Carrera's voice grew hard again, where it had softened as he lectured. "Here are my orders. To the staff and especially the operations and training staff: I want you to re-divide up the training areas, and especially the live fire training areas, such that no unit ever has to train the same problem on the same spot of ground within a year. Dan, I also want you to monitor that no unit does train the same problem in the same way on the same spot within a year. I want you to relook the non-crew drills we may already have instituted and get rid of any that do not meet the nine points of guidance I just gave you."

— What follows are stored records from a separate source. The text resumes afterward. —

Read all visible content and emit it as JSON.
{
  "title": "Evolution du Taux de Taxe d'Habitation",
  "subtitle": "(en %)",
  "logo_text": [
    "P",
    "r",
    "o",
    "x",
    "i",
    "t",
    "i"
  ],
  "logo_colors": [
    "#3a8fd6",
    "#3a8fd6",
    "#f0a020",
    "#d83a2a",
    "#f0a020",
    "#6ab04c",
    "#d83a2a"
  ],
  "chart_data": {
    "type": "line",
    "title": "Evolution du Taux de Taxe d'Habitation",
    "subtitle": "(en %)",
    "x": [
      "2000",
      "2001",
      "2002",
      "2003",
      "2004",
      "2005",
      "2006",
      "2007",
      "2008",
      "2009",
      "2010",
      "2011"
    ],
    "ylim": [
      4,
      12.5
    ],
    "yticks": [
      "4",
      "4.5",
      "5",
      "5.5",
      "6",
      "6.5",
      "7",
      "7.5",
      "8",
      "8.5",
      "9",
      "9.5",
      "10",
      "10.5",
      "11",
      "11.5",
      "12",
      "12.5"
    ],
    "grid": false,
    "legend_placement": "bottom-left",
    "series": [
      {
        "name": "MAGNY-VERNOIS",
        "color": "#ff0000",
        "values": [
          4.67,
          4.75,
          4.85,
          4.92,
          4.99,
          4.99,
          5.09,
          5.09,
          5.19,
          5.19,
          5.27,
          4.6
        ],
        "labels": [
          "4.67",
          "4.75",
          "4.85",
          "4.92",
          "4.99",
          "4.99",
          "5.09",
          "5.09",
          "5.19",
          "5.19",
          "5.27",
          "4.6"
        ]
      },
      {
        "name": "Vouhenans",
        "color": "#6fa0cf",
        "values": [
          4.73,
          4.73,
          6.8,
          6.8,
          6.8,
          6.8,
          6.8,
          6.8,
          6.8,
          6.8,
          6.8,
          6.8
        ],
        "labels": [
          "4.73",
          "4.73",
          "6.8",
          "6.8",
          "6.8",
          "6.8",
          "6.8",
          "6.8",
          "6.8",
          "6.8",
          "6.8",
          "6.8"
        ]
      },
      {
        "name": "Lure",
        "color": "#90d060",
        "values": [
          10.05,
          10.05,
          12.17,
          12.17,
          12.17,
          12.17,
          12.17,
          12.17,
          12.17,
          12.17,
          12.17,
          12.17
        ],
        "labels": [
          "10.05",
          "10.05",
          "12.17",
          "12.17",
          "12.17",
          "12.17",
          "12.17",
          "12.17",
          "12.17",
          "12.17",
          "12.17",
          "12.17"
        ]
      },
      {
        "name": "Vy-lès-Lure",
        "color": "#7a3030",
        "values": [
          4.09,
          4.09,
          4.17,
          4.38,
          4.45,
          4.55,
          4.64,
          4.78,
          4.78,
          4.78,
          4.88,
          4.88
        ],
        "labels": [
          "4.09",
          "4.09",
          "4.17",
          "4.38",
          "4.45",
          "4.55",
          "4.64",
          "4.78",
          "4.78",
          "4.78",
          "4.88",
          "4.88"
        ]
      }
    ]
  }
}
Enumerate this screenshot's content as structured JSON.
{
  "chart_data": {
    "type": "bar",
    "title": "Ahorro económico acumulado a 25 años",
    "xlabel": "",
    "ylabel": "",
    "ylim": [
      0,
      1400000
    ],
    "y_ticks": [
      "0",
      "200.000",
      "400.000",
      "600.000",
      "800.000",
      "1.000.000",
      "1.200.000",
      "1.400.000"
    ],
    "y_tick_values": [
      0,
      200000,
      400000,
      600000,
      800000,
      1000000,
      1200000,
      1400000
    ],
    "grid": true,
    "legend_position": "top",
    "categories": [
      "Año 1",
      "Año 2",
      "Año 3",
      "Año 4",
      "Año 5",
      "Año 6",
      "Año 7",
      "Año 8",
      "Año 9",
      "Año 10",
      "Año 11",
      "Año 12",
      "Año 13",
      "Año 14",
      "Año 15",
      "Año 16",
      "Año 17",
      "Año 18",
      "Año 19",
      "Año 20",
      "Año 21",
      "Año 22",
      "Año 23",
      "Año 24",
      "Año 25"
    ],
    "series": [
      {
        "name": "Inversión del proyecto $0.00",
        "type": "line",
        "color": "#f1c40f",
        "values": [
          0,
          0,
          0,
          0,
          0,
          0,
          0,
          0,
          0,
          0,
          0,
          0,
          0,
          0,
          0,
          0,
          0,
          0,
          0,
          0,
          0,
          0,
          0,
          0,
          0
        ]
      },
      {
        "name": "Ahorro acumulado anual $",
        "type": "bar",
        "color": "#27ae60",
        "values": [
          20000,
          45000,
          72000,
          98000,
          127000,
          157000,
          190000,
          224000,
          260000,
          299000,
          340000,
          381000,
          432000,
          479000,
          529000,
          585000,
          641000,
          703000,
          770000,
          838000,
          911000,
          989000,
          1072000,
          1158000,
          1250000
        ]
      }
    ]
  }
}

Carrera glanced around for his Inspector General. "You," he pointed, "are to change your orientation partly away from administrative inspections and more toward inspection of training, in accordance with my guidance.
"Remember this, IG: There are five functions to training; only five things we can expect out of training. One: Skill training, the individual, leader, and collective tasks that soldiers and units should be able to perform. Two: Conditioning of individual non-conscious characteristics, attitudes and the physical body. Three: Development of conscious characteristics, judgment, determination, dedication, and so forth. Four: Testing of doctrine and equipment. Five: Selection of leaders, of people for special or advanced training, of people to keep and of people to eliminate from the Legion.
"IG, there are no other reasons to train; everything we do in training must advance these causes.
"To the rest of you: if I discover you have not listened carefully, if I discover that you are not developing the mental and moral faculties of your units and your men, if I discover that you ever let training become routine, standardized and, in a phrase, mentally dulling, I will not only fire you, I will set you to turning large rocks into small ones, until you are old and gray."
"That's all."
Interlude
Clichy-sous-Bois, France, European Union, 13 July, 2078.
The Moslems had not, as many feared and others hoped for, ever become a majority within the European Union. For one thing, the United States and Australia, along with the Republic of Western Canada, had, after a time (and only for a time), refused to take more than a pittance in culturally Christian but politically social-democrat European immigrants. Moreover, the EU itself began to institute border and emigration controls that even Stalin and Castro would have approved of. For another, the unsustainable social democratic state had not, in fact, been sustained. When elderly German or French citizens went hungry, the Moslems were bound to be starved.